Un style original de tapis se manifeste à partir du règne personnel de Louis XIV. La commande principale qui insuffle le mouvement vient du roi qui, à l’instigation de Colbert, décide de réaménager le Louvre et voudrait couvrir le sol de la Grande Galerie sur toute sa longueur (445x10m.). Ceci exige un nombre conséquent de grands tapis, et si Colbert envisage d’abord de les commander au Caire via Marseille, Simon Lourdet obtient le contrat en s’engageant à les produire. Début de la construction des métiers à tisser de taille suffisante et constitution des cartons en 1665, sous l’œil de Le Brun. Première livraison en 1667, soit 13 tapis destinés aux salons d’Apollon au Louvre ; puis le projet de la Grande Galerie qui en prévoyait 93. Tous ont fini par être réalisés, le dernier tapis étant livré en 1685. Seulement, ils sont partis pour Versailles et non pour le Louvre. Image : on voit ici un de ces tapis réalisés pour le Louvre, long de 9 mètres, sans discours précis, mais avec la présence des emblèmes royaux : fleur de lis, L. entrelacés, couronnes ou sceptres, trophées militaires.

Manufacture des glaces
Dès Vaux-le-Vicomte, Le Brun avait introduit l’art du miroir dans l’architecture intérieure, mais avec la Galerie de Glaces, ceci devient une référence de la réussite de Le Brun et va rayonner sur l’Europe entière.
Fondation d’une manufacture de glace au faubourg Saint-Antoine en 1679.
Fondation en 1700 de la Manufacture royale de Saint-Gobain pour la fabrication des glaces coulées.

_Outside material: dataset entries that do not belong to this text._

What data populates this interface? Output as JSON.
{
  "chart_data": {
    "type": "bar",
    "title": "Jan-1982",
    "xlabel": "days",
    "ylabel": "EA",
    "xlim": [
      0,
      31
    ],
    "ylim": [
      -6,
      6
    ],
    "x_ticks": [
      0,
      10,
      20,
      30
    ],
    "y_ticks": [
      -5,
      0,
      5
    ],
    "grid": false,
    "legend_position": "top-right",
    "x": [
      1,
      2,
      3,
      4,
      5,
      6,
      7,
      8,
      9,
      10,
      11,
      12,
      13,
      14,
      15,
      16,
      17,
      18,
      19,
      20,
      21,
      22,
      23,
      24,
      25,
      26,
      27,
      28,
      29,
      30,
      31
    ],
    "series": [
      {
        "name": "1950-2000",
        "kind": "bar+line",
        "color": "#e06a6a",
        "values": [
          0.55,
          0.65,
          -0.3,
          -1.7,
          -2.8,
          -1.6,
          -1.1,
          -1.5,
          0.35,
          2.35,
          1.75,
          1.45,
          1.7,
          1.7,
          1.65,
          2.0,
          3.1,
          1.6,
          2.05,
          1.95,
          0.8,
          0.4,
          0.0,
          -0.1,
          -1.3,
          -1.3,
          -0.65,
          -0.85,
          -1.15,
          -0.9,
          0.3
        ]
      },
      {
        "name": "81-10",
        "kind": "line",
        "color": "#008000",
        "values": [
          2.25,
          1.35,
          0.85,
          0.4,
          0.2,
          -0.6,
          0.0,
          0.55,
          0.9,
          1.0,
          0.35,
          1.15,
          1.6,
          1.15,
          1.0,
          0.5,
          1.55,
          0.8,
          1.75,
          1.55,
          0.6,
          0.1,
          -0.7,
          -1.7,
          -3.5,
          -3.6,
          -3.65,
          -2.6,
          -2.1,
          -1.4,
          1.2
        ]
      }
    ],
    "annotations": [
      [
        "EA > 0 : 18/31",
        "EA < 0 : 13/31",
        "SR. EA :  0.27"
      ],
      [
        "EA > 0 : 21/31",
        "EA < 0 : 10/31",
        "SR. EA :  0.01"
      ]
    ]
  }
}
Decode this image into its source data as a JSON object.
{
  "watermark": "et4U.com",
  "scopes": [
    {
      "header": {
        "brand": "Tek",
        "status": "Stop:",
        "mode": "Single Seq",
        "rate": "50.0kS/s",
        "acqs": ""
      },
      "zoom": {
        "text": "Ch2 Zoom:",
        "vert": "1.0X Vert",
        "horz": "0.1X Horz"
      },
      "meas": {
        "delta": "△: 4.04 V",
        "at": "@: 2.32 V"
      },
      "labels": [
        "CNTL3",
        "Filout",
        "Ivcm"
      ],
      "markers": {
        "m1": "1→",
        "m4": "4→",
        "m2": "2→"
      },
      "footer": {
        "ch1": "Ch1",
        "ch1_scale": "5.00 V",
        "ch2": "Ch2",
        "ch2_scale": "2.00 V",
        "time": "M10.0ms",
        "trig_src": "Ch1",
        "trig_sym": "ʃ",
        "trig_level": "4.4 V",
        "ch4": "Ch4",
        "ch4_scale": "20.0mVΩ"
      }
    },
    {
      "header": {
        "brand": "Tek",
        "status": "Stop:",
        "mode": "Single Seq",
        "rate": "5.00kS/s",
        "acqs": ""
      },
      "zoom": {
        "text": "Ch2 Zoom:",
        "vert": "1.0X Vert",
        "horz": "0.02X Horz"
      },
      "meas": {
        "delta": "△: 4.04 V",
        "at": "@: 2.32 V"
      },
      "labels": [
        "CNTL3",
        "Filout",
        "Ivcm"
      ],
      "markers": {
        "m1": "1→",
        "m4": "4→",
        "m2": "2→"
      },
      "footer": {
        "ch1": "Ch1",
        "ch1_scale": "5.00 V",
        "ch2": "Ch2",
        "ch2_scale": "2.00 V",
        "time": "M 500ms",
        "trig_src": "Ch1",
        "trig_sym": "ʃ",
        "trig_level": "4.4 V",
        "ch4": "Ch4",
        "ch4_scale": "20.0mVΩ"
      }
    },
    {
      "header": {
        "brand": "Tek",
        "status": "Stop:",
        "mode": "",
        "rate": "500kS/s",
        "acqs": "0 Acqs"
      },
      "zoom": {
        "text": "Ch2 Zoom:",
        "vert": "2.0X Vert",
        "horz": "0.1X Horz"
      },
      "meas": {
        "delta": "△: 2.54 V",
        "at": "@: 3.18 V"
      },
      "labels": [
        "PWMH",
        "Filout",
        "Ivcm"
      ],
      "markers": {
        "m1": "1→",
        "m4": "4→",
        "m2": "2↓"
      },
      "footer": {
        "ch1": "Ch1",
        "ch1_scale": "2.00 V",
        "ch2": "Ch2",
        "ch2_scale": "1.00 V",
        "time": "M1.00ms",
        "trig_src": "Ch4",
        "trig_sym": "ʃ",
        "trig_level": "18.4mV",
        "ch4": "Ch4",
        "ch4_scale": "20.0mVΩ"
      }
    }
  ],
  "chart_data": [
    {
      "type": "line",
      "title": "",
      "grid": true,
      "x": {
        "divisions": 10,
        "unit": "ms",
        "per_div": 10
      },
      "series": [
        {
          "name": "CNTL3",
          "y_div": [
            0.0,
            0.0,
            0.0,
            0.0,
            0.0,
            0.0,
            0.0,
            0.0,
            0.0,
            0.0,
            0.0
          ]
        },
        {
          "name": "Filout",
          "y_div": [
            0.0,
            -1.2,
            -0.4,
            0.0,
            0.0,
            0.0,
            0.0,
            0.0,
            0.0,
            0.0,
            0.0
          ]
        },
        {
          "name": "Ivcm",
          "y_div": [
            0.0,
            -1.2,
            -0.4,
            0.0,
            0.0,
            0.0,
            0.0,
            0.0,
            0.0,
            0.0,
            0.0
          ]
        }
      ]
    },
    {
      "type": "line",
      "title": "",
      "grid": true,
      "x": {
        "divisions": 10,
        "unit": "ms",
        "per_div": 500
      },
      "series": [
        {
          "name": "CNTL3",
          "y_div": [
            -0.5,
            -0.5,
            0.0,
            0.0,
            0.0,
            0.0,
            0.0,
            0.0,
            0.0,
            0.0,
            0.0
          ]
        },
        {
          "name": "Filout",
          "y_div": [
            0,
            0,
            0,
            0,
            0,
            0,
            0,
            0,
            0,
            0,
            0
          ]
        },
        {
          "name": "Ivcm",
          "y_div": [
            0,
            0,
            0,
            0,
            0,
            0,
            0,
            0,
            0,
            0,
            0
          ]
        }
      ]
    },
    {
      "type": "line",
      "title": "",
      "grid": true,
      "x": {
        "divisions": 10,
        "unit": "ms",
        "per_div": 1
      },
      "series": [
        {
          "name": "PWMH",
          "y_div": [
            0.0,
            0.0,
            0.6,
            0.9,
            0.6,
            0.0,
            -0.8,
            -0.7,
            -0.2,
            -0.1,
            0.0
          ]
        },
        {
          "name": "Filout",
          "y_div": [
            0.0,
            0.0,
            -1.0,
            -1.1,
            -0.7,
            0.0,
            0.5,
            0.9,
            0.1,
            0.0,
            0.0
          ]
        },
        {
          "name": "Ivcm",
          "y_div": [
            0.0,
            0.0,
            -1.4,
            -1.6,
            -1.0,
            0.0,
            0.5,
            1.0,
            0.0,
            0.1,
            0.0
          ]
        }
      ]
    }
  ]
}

Les vecteurs institutionnels de diffusion

Enfin, reste le NIVEAU DE LA DIFFUSION. Il y a un certain nombre de grands projets qui permettent la diffusion de cette image du roi. Ce sont d'abord les gravures réalisées à partir des peintures réalisés à Paris ou Versailles. Une technique nouvelle d'impression permit leur diffusion sur une vaste échelle, sous la forme d'almanach, sorte de calendrier reprenant les principaux événements de l'année, ou sous la forme de planches illustrées avec une légende assez fournie sur les exploits du roi. Les médailles frappées au long règne, les statues équestres sont dans cette même logique.